Differentiated Reading of Literary Works

By: Rabbi Harry Sinoff
from Melvin J. Berman Hebrew Academy

Category:
Differentiated Instruction

Subject(s) of entry:
English/ Writing/ Language Arts, Philosophy/ Values/ Ethics/ Hashkafa, Tanach, literature

Pedagogy:
Constructivist, Experiential Education, Flipped Learning, PBL - project based learning, 21st Century Skills

Grade(s) to which this was taught:
9, 10, 11, 12, High school

Grade(s) for which this will be useful:
9, 10, 11, 12, High school

A learner based model for reading whole literary works, that affords unlimited possibilities for differentiation, using Google Classroom.

Entry Narrative

Educational Challenge: engaging students in the act of reading an entire literary work, relatively quickly, with attention to detail.

When a long book is taught episodically, over a long period of time, the students do not have the pleasure of discovering on their own:

  1. The arc of the narrative- they end up with unconnected episodes that exist outside of time.
  2. Foreshadowing- all connections are backwards in time, only.
  3. The satisfaction of reading the entire work.

Demonstration of Concept

II Kings was chunked into units that could be read during class, leaving enough time for students to do template work, a brief demonstration by the students of reading with attention to detail.

The template was a menu of tasks that correspond to the four upper levels of Bloom’s Taxonomy. Students selected one or more tasks and submitted the product for grading, as well as a reflection on the learning process that day, on Google Classroom.

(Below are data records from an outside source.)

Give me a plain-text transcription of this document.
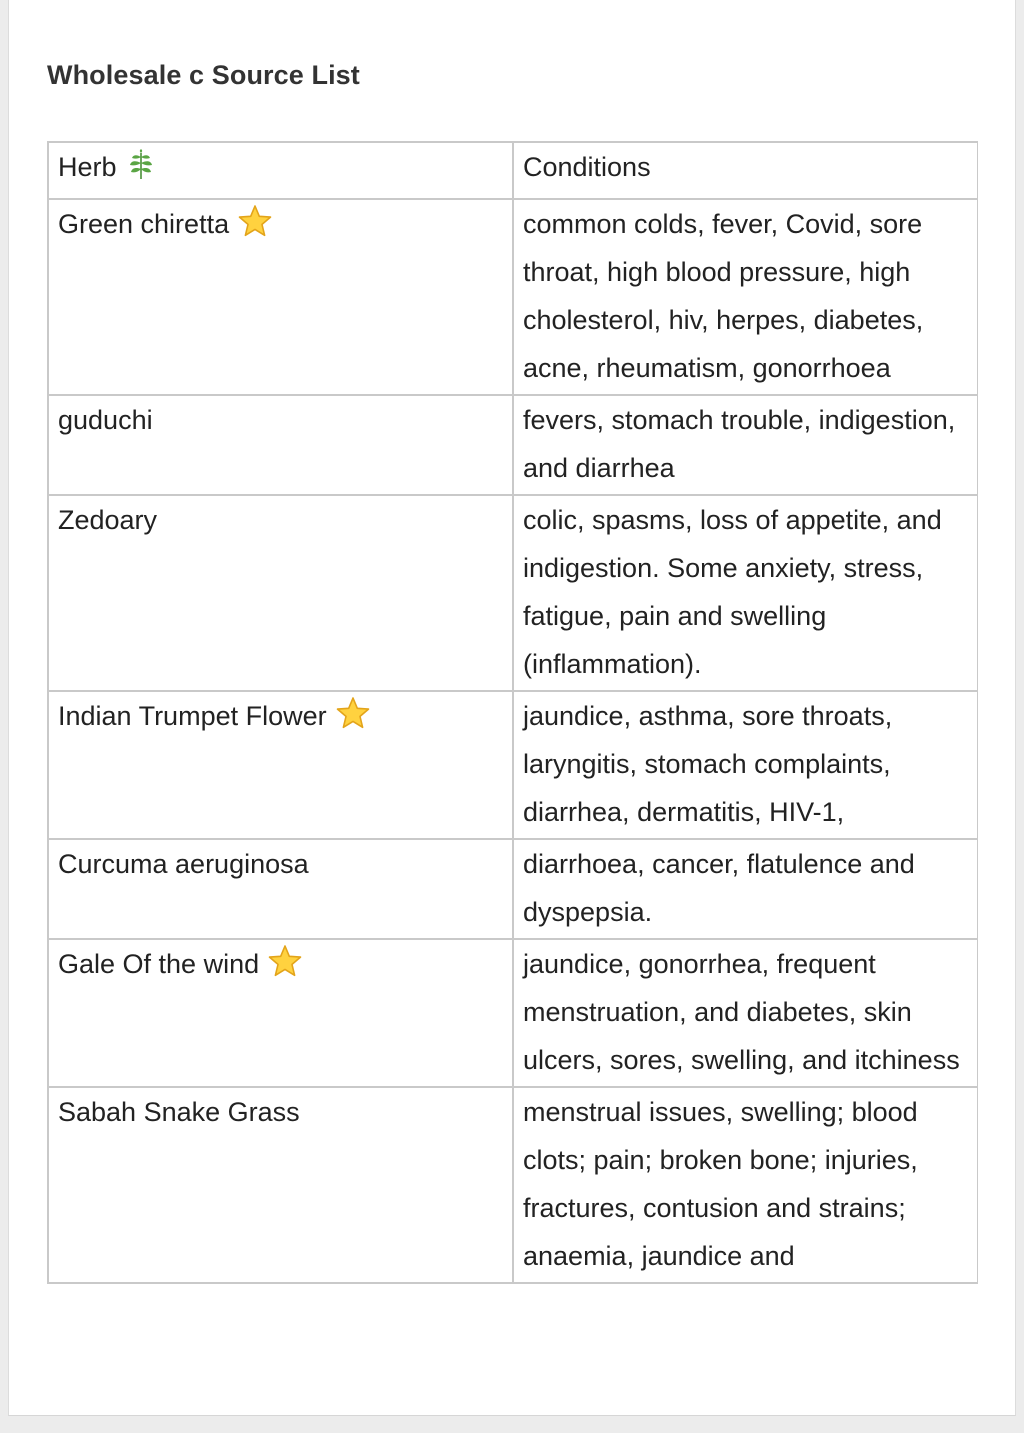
Wholesale c Source List
Herb	Conditions
Green chiretta	common colds, fever, Covid, sore throat, high blood pressure, high cholesterol, hiv, herpes, diabetes, acne, rheumatism, gonorrhoea
guduchi	fevers, stomach trouble, indigestion, and diarrhea
Zedoary	colic, spasms, loss of appetite, and indigestion. Some anxiety, stress, fatigue, pain and swelling (inflammation).
Indian Trumpet Flower	jaundice, asthma, sore throats, laryngitis, stomach complaints, diarrhea, dermatitis, HIV-1,
Curcuma aeruginosa	diarrhoea, cancer, flatulence and dyspepsia.
Gale Of the wind	jaundice, gonorrhea, frequent menstruation, and diabetes, skin ulcers, sores, swelling, and itchiness
Sabah Snake Grass	menstrual issues, swelling; blood clots; pain; broken bone; injuries, fractures, contusion and strains; anaemia, jaundice and
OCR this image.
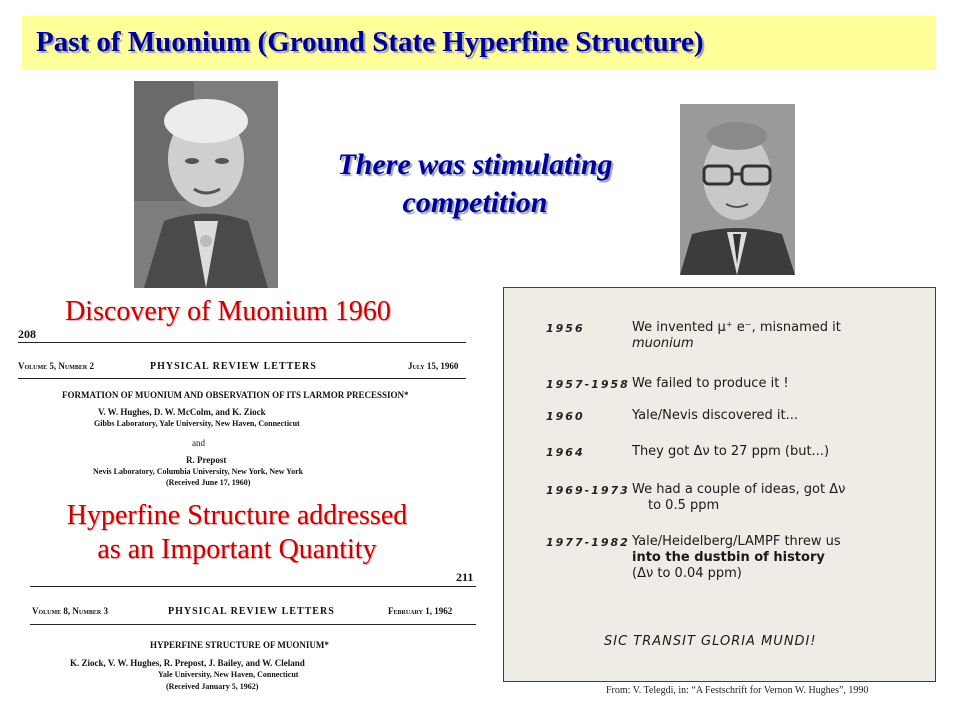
Past of Muonium (Ground State Hyperfine Structure)
There was stimulating
competition
Discovery of Muonium 1960
208
Volume 5, Number 2	PHYSICAL REVIEW LETTERS	July 15, 1960
FORMATION OF MUONIUM AND OBSERVATION OF ITS LARMOR PRECESSION*
V. W. Hughes, D. W. McColm, and K. Ziock
Gibbs Laboratory, Yale University, New Haven, Connecticut
and
R. Prepost
Nevis Laboratory, Columbia University, New York, New York
(Received June 17, 1960)
Hyperfine Structure addressed
as an Important Quantity
211
Volume 8, Number 3	PHYSICAL REVIEW LETTERS	February 1, 1962
HYPERFINE STRUCTURE OF MUONIUM*
K. Ziock, V. W. Hughes, R. Prepost, J. Bailey, and W. Cleland
Yale University, New Haven, Connecticut
(Received January 5, 1962)
1956	We invented μ⁺ e⁻, misnamed it
muonium
1957-1958 We failed to produce it !
1960	Yale/Nevis discovered it...
1964	They got Δν to 27 ppm (but...)
1969-1973 We had a couple of ideas, got Δν
to 0.5 ppm
1977-1982 Yale/Heidelberg/LAMPF threw us
into the dustbin of history
(Δν to 0.04 ppm)
SIC TRANSIT GLORIA MUNDI!
From: V. Telegdi, in: “A Festschrift for Vernon W. Hughes”, 1990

In comments directly on the student submission the teacher recognized quality, corrected misunderstandings, commented, and asked probing questions.

Sample 1

Sample 2

Sample 3, and cartoon

Assessment of Student Work

Grades were based primarily on performance of the task, but higher grades were earned for quality work.

Evaluation of Demonstration

Successes:

  • Students read the entire work in a relatively short amount of time.
  • Students discovered that they can read with insightfulness, without framing and/or pre-digesting by the teacher.
  • Students took risks to discover new capacities.

Failures:  

  • Students underperformed.
  • Students froze up when asked to do independent thinking without framing or pre-digesting of the content.
  • Students wrote summaries of events based on websites that summarized the work being read.

Changes for the future:

  • Require responses to teacher’s probing questions.
  • Supply a critical question for concrete learners, and for students in need of framing.
  • Limit summaries to three complete sentences that capture the big idea(s) in the text.
  • Direct specific students to do more or fewer tasks, at higher or lower levels of thinking.
  • Let students submit video, music, or oral presentation on the template via Google Classroom.

Entrant Bio(s)

Rabbi Harry Sinoff has worked in Jewish community day schools, modern orthodox day schools, supplementary Jewish enrichment programs, and Jewish summer camps. He has been a teacher, department head, dean of faculty, director of Judaic studies and head of school.